NASA and other agencies began tracking potentially hazardous objects in 1998, in order to give us enough warning to send up Bruce Willis (or a pair of orbit-altering probes). Since then, over 16,000 NEOs have been spotted, and although none have been found to be on a collision course, it's best to be prepared: as the 20-m (66-ft) Chelyabinsk meteor demonstrated in 2013, even a relatively small rock can wreak havoc.
But it's the really big ones that we need to keep a close eye on. Anything larger than 1 km (0.6 mi) could trigger planet-wide, life-extinguishing chaos, and by NASA's most recent count, there are over 880 of these monsters zipping around our neighborhood. At 4.4 km in size, asteroid Florence is one of the biggest, and if it were ever to crash into Earth it would be a swift Game Over for humanity.

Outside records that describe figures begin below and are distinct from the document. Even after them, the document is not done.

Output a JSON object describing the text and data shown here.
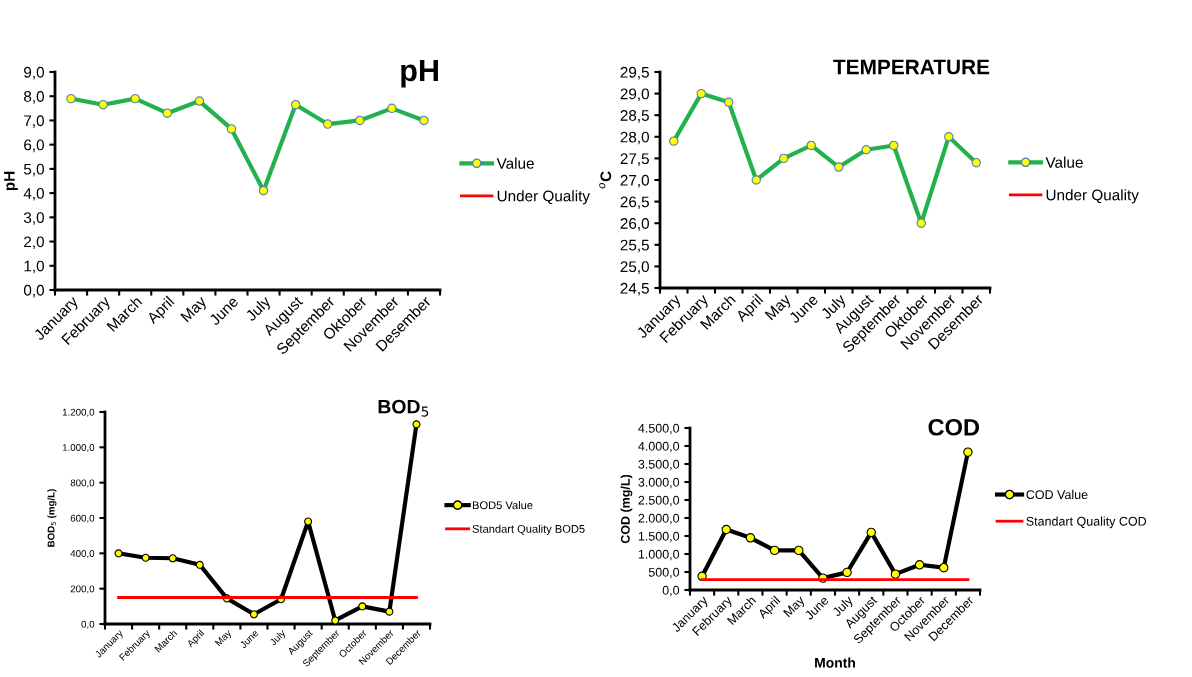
{
  "chart_data": [
    {
      "type": "line",
      "title": "pH",
      "ylabel": "pH",
      "categories": [
        "January",
        "February",
        "March",
        "April",
        "May",
        "June",
        "July",
        "August",
        "September",
        "Oktober",
        "November",
        "Desember"
      ],
      "series": [
        {
          "name": "Value",
          "color": "#22b14c",
          "marker": "circle",
          "values": [
            7.9,
            7.65,
            7.9,
            7.3,
            7.8,
            6.65,
            4.1,
            7.65,
            6.85,
            7.0,
            7.5,
            7.0
          ]
        },
        {
          "name": "Under Quality",
          "color": "#ff0000",
          "marker": "none",
          "values": [
            null,
            null,
            null,
            null,
            null,
            null,
            null,
            null,
            null,
            null,
            null,
            null
          ]
        }
      ],
      "ylim": [
        0,
        9
      ],
      "yticks": [
        {
          "value": 0,
          "label": "0,0"
        },
        {
          "value": 1,
          "label": "1,0"
        },
        {
          "value": 2,
          "label": "2,0"
        },
        {
          "value": 3,
          "label": "3,0"
        },
        {
          "value": 4,
          "label": "4,0"
        },
        {
          "value": 5,
          "label": "5,0"
        },
        {
          "value": 6,
          "label": "6,0"
        },
        {
          "value": 7,
          "label": "7,0"
        },
        {
          "value": 8,
          "label": "8,0"
        },
        {
          "value": 9,
          "label": "9,0"
        }
      ],
      "grid": false,
      "legend": "right"
    },
    {
      "type": "line",
      "title": "TEMPERATURE",
      "ylabel": "$^{o}$C",
      "categories": [
        "January",
        "February",
        "March",
        "April",
        "May",
        "June",
        "July",
        "August",
        "September",
        "Oktober",
        "November",
        "Desember"
      ],
      "series": [
        {
          "name": "Value",
          "color": "#22b14c",
          "marker": "circle",
          "values": [
            27.9,
            29.0,
            28.8,
            27.0,
            27.5,
            27.8,
            27.3,
            27.7,
            27.8,
            26.0,
            28.0,
            27.4
          ]
        },
        {
          "name": "Under Quality",
          "color": "#ff0000",
          "marker": "none",
          "values": [
            null,
            null,
            null,
            null,
            null,
            null,
            null,
            null,
            null,
            null,
            null,
            null
          ]
        }
      ],
      "ylim": [
        24.5,
        29.5
      ],
      "yticks": [
        {
          "value": 24.5,
          "label": "24,5"
        },
        {
          "value": 25,
          "label": "25,0"
        },
        {
          "value": 25.5,
          "label": "25,5"
        },
        {
          "value": 26,
          "label": "26,0"
        },
        {
          "value": 26.5,
          "label": "26,5"
        },
        {
          "value": 27,
          "label": "27,0"
        },
        {
          "value": 27.5,
          "label": "27,5"
        },
        {
          "value": 28,
          "label": "28,0"
        },
        {
          "value": 28.5,
          "label": "28,5"
        },
        {
          "value": 29,
          "label": "29,0"
        },
        {
          "value": 29.5,
          "label": "29,5"
        }
      ],
      "grid": false,
      "legend": "right"
    },
    {
      "type": "line",
      "title": "BOD$_{5}$",
      "ylabel": "BOD$_{5}$ (mg/L)",
      "categories": [
        "January",
        "February",
        "March",
        "April",
        "May",
        "June",
        "July",
        "August",
        "September",
        "October",
        "November",
        "December"
      ],
      "series": [
        {
          "name": "BOD5 Value",
          "color": "#000000",
          "marker": "circle",
          "values": [
            400,
            375,
            372,
            335,
            145,
            55,
            140,
            580,
            20,
            100,
            70,
            1130
          ]
        },
        {
          "name": "Standart Quality BOD5",
          "color": "#ff0000",
          "marker": "none",
          "values": [
            150,
            150,
            150,
            150,
            150,
            150,
            150,
            150,
            150,
            150,
            150,
            150
          ]
        }
      ],
      "ylim": [
        0,
        1200
      ],
      "yticks": [
        {
          "value": 0,
          "label": "0,0"
        },
        {
          "value": 200,
          "label": "200,0"
        },
        {
          "value": 400,
          "label": "400,0"
        },
        {
          "value": 600,
          "label": "600,0"
        },
        {
          "value": 800,
          "label": "800,0"
        },
        {
          "value": 1000,
          "label": "1.000,0"
        },
        {
          "value": 1200,
          "label": "1.200,0"
        }
      ],
      "grid": false,
      "legend": "right"
    },
    {
      "type": "line",
      "title": "COD",
      "xlabel": "Month",
      "ylabel": "COD (mg/L)",
      "categories": [
        "January",
        "February",
        "March",
        "April",
        "May",
        "June",
        "July",
        "August",
        "September",
        "October",
        "November",
        "December"
      ],
      "series": [
        {
          "name": "COD Value",
          "color": "#000000",
          "marker": "circle",
          "values": [
            380,
            1680,
            1450,
            1100,
            1100,
            330,
            490,
            1600,
            440,
            700,
            620,
            3830
          ]
        },
        {
          "name": "Standart Quality COD",
          "color": "#ff0000",
          "marker": "none",
          "values": [
            290,
            290,
            290,
            290,
            290,
            290,
            290,
            290,
            290,
            290,
            290,
            290
          ]
        }
      ],
      "ylim": [
        0,
        4500
      ],
      "yticks": [
        {
          "value": 0,
          "label": "0,0"
        },
        {
          "value": 500,
          "label": "500,0"
        },
        {
          "value": 1000,
          "label": "1.000,0"
        },
        {
          "value": 1500,
          "label": "1.500,0"
        },
        {
          "value": 2000,
          "label": "2.000,0"
        },
        {
          "value": 2500,
          "label": "2.500,0"
        },
        {
          "value": 3000,
          "label": "3.000,0"
        },
        {
          "value": 3500,
          "label": "3.500,0"
        },
        {
          "value": 4000,
          "label": "4.000,0"
        },
        {
          "value": 4500,
          "label": "4.500,0"
        }
      ],
      "grid": false,
      "legend": "right"
    }
  ]
}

Luckily, although it's about to make its closest pass on record, NASA says there's no chance of a collision this time, or at any point in at least the next 500 years. Florence will whip past on September 1 at a distance of 7 million km (4.4 million mi), or about 18 times the distance between Earth and the Moon.

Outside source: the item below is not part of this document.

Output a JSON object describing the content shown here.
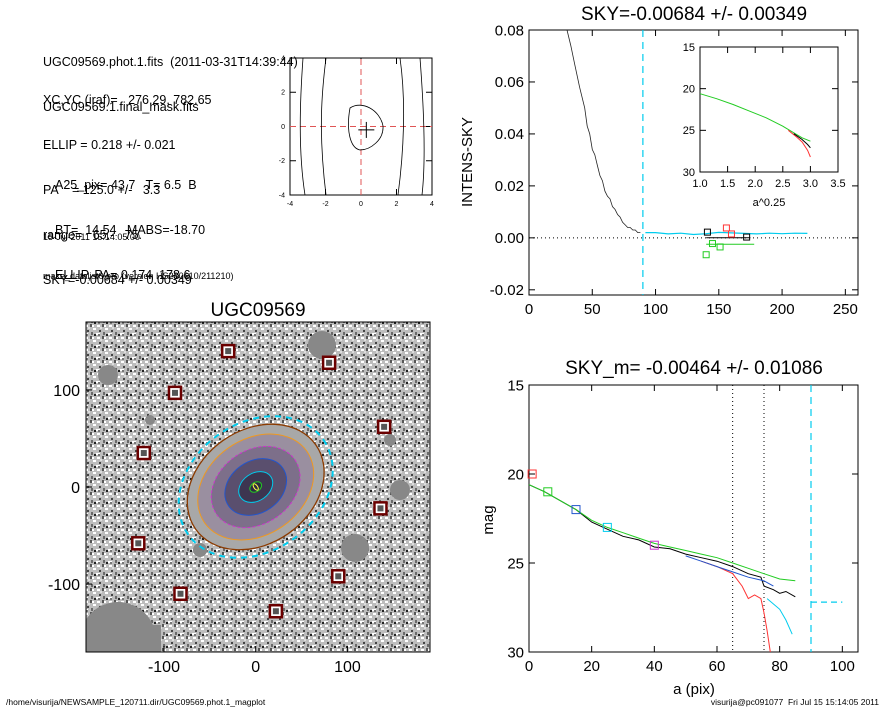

"While many known asteroids have passed by closer to Earth than Florence will on September 1, all of those were estimated to be smaller," says Paul Chodas, manager of NASA's Center for Near-Earth Object Studies (CNEOS). "Florence is the largest asteroid to pass by our planet this close since the NASA program to detect and track near-Earth asteroids began."
Florence will be visible to small telescopes for a few nights in late August and early September, and astronomers are planning to use the opportunity to observe the asteroid more closely. The Goldstone Solar System Radar in California and the Arecibo Observatory in Puerto Rico will both be used to capture radar images of Florence to get a more accurate reading of its size and surface details, down to a scale of about 10 m (30 ft).
Earth is in for a far closer shave in October, as asteroid 2012 TC4 brushes past within 50,100 km (31,130 mi) or just 0.13 lunar distances. But this rock is much smaller, measuring only 15 m (49 ft) across.